Quote Originally Posted by bobert View Post
Here's a fun song by Рекорд Оркестр called Гастарбайтер-буги. The best I could do for translating Гастарбайтер-буги was "Guest-Worker Boogie" or "Migrant Worker Boogie." Is that accurate? Several lines in the song were confusing, but here's what I got:

1) По устам течёт аджика! (Mustache flowing adjika! or Mouth flowing adjika!) - I never heard of adjika before, but apparently it's somewhat comparable to salsa. As for уста, it seems to be an archaic word for mouth.
Yeah, title is from the German Gastarbeiter, "foreigner with a non-permanent work permit (who is NOT encouraged to apply for citizenship)."

Wikipedia entry on ajika sauce -- it's from the general vicinity of Georgia and is based on crushed/chopped red peppers with a mix of spices and herbs. (Not to be confused with "ajvar," a different sauce that comes from the Balkans, not the Caucasus, and includes eggplant along with the red peppers.)

As for уста -- yes, it's an archaic synonym for рот, "mouth," though here it's plural and more likely implies губы, "lips" -- thus, "Ajika sauce is flowing over the lips." The word also survives in the adjective устный ("oral," in the sense of "not written") and the adverb наизусть ("learned by heart"). "Mustache" is усы (plural, because a mustache is seen as "a pair of whiskers").


2) Завтра спляшет всё страна - I could not hunt down a meaning for спляшет anywhere.

Not 100% sure about the verb's nuances, but the noun пляска means "a dance," most especially a peasant-y folk-type dance with a large group of people dancing around in a circle to an accordion or whatever. So my guess is that the meaning is "Tomorrow the country will be folk-dancing all day."

3) аула means village?
It's actually аул (i.e., masculine declension), and it does mean "village" in various languages related to Turkish. (And it's a word I've seen myself in Russian translations of Central-Asian сказки, "fairytales.")
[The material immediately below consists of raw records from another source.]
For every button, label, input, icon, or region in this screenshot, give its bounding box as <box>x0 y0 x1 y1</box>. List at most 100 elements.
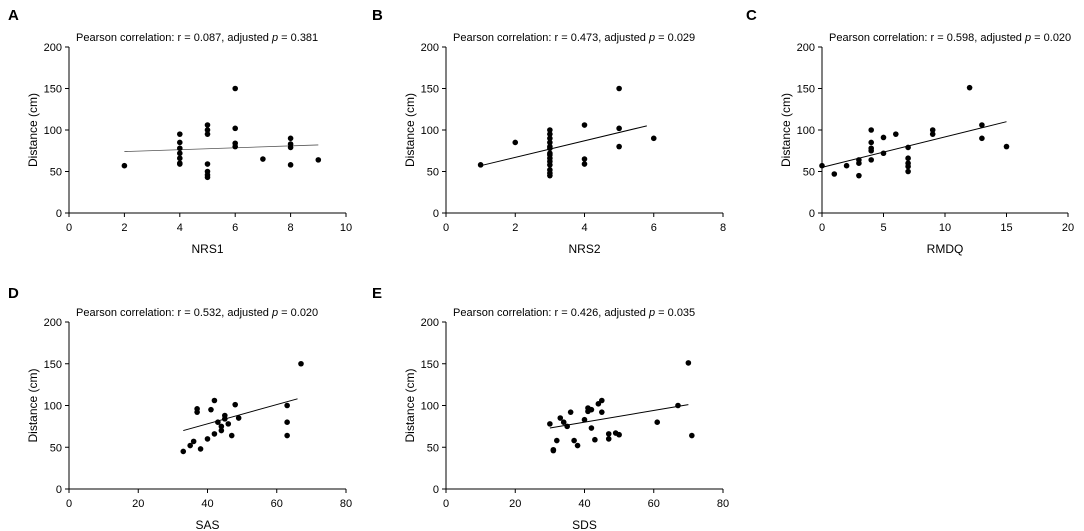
data-point <box>685 360 692 366</box>
data-point <box>547 135 553 142</box>
correlation-annotation: Pearson correlation: r = 0.426, adjusted… <box>453 307 695 319</box>
y-tick-label: 0 <box>56 208 62 220</box>
x-axis-title: SDS <box>572 518 597 531</box>
data-point <box>211 397 218 404</box>
data-point <box>121 162 128 169</box>
panel-b: B Pearson correlation: r = 0.473, adjuste… <box>372 7 726 256</box>
data-point <box>204 131 211 137</box>
y-tick-label: 150 <box>44 84 62 96</box>
data-point <box>177 161 183 167</box>
data-point <box>929 127 936 133</box>
panel-c: C Pearson correlation: r = 0.598, adjuste… <box>746 7 1074 256</box>
data-point <box>868 127 874 133</box>
x-axis-title: NRS2 <box>568 242 600 256</box>
data-point <box>284 402 290 409</box>
data-point <box>547 131 553 137</box>
data-point <box>905 168 911 175</box>
data-point <box>831 171 838 177</box>
data-point <box>547 139 553 146</box>
panel-letter: D <box>8 285 19 302</box>
data-point <box>547 145 553 152</box>
y-tick-label: 50 <box>50 167 62 179</box>
data-point <box>605 436 612 442</box>
data-point <box>588 406 595 413</box>
y-tick-label: 50 <box>50 442 62 454</box>
data-point <box>599 397 605 404</box>
x-tick-label: 10 <box>939 222 951 234</box>
x-tick-label: 20 <box>1062 222 1074 234</box>
data-point <box>1003 143 1010 150</box>
data-point <box>190 438 197 445</box>
y-tick-label: 100 <box>44 401 62 413</box>
regression-line <box>821 121 1007 168</box>
data-point <box>654 419 661 426</box>
y-tick-label: 100 <box>421 401 439 413</box>
data-point <box>581 156 588 162</box>
regression-line <box>124 144 319 152</box>
x-tick-label: 0 <box>443 498 449 510</box>
data-point <box>689 432 695 439</box>
data-point <box>979 135 985 142</box>
panel-letter: B <box>372 7 383 24</box>
data-point <box>298 360 304 367</box>
panel-d: D Pearson correlation: r = 0.532, adjuste… <box>8 285 352 531</box>
data-point <box>177 131 183 137</box>
annotation-suffix: = 0.035 <box>655 307 695 319</box>
y-tick-label: 150 <box>421 359 439 371</box>
data-point <box>177 145 183 152</box>
data-point <box>581 416 588 423</box>
data-point <box>595 401 602 407</box>
data-point <box>315 157 322 163</box>
annotation-prefix: Pearson correlation: r = 0.087, adjusted <box>76 32 272 44</box>
data-point <box>905 163 911 170</box>
x-tick-label: 6 <box>651 222 657 234</box>
annotation-prefix: Pearson correlation: r = 0.532, adjusted <box>76 307 272 319</box>
data-point <box>287 144 294 151</box>
data-point <box>204 127 211 133</box>
regression-line <box>480 125 647 167</box>
annotation-p-symbol: p <box>648 32 655 44</box>
y-tick-label: 150 <box>797 84 815 96</box>
data-point <box>599 409 605 415</box>
data-point <box>211 431 218 437</box>
y-axis-title: Distance (cm) <box>403 368 417 442</box>
data-point <box>477 162 484 168</box>
y-axis-title: Distance (cm) <box>26 93 40 167</box>
data-point <box>893 131 899 137</box>
y-tick-label: 150 <box>421 84 439 96</box>
annotation-prefix: Pearson correlation: r = 0.426, adjusted <box>453 307 649 319</box>
annotation-suffix: = 0.381 <box>278 32 318 44</box>
data-point <box>571 437 577 444</box>
data-point <box>547 162 553 168</box>
data-point <box>197 446 204 452</box>
y-tick-label: 200 <box>421 317 439 329</box>
data-point <box>979 122 985 128</box>
x-tick-label: 0 <box>443 222 449 234</box>
x-tick-label: 20 <box>132 498 144 510</box>
data-point <box>222 412 228 419</box>
data-point <box>650 135 657 142</box>
y-tick-label: 50 <box>427 442 439 454</box>
data-point <box>232 401 238 408</box>
y-axis-title: Distance (cm) <box>403 93 417 167</box>
x-tick-label: 2 <box>512 222 518 234</box>
data-point <box>905 144 911 151</box>
annotation-p-symbol: p <box>1024 32 1031 44</box>
x-tick-label: 8 <box>720 222 726 234</box>
x-axis-title: SAS <box>195 518 219 531</box>
y-tick-label: 0 <box>809 208 815 220</box>
x-tick-label: 8 <box>288 222 294 234</box>
data-point <box>218 423 225 430</box>
data-point <box>856 172 862 179</box>
y-tick-label: 200 <box>44 42 62 54</box>
x-tick-label: 60 <box>271 498 283 510</box>
data-point <box>880 134 887 141</box>
data-point <box>868 147 874 154</box>
data-point <box>880 150 887 157</box>
y-tick-label: 100 <box>44 125 62 137</box>
annotation-p-symbol: p <box>271 307 278 319</box>
annotation-suffix: = 0.029 <box>655 32 695 44</box>
data-point <box>819 162 825 169</box>
panel-letter: C <box>746 7 757 24</box>
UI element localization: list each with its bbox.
4) баула -- trunk or travel bag?
Again, it's masculine -- баул -- and a Google Image Search shows that the meaning is basically what Americans might call a "duffel bag" or "large gym bag."

5) Blackmailers - In the URL for the song lyrics is the word blackmailers. What is the reason for this?
Not sure of this, either, but the very first word in the song can be translated "to f**cking deceive/swindle/trick someone":

вино-васнаебали.jpg

In the above picture, for example, the (fake) label on the wine bottle reads Vasnayebali -- which basically means "You got f**cking ripped off," but is meant to sound like a pseudo-Georgian name. The joke is that although Georgia is rather famous for its high-quality wines, this particular brand is undrinkable trash.

Of course, successful blackmailers do not "deceive" you -- on the contrary, they're completely honest about the fact that they've got photographs of you "lying in bed with a naked dead girl or a naked live boy," or whatever.


VIDEO: https://www.youtube.com/watch?v=uK2r9lnBVBU
LYRICS: Текст песни |

Awesome song, by the way -- not exactly my style, but musically excellent.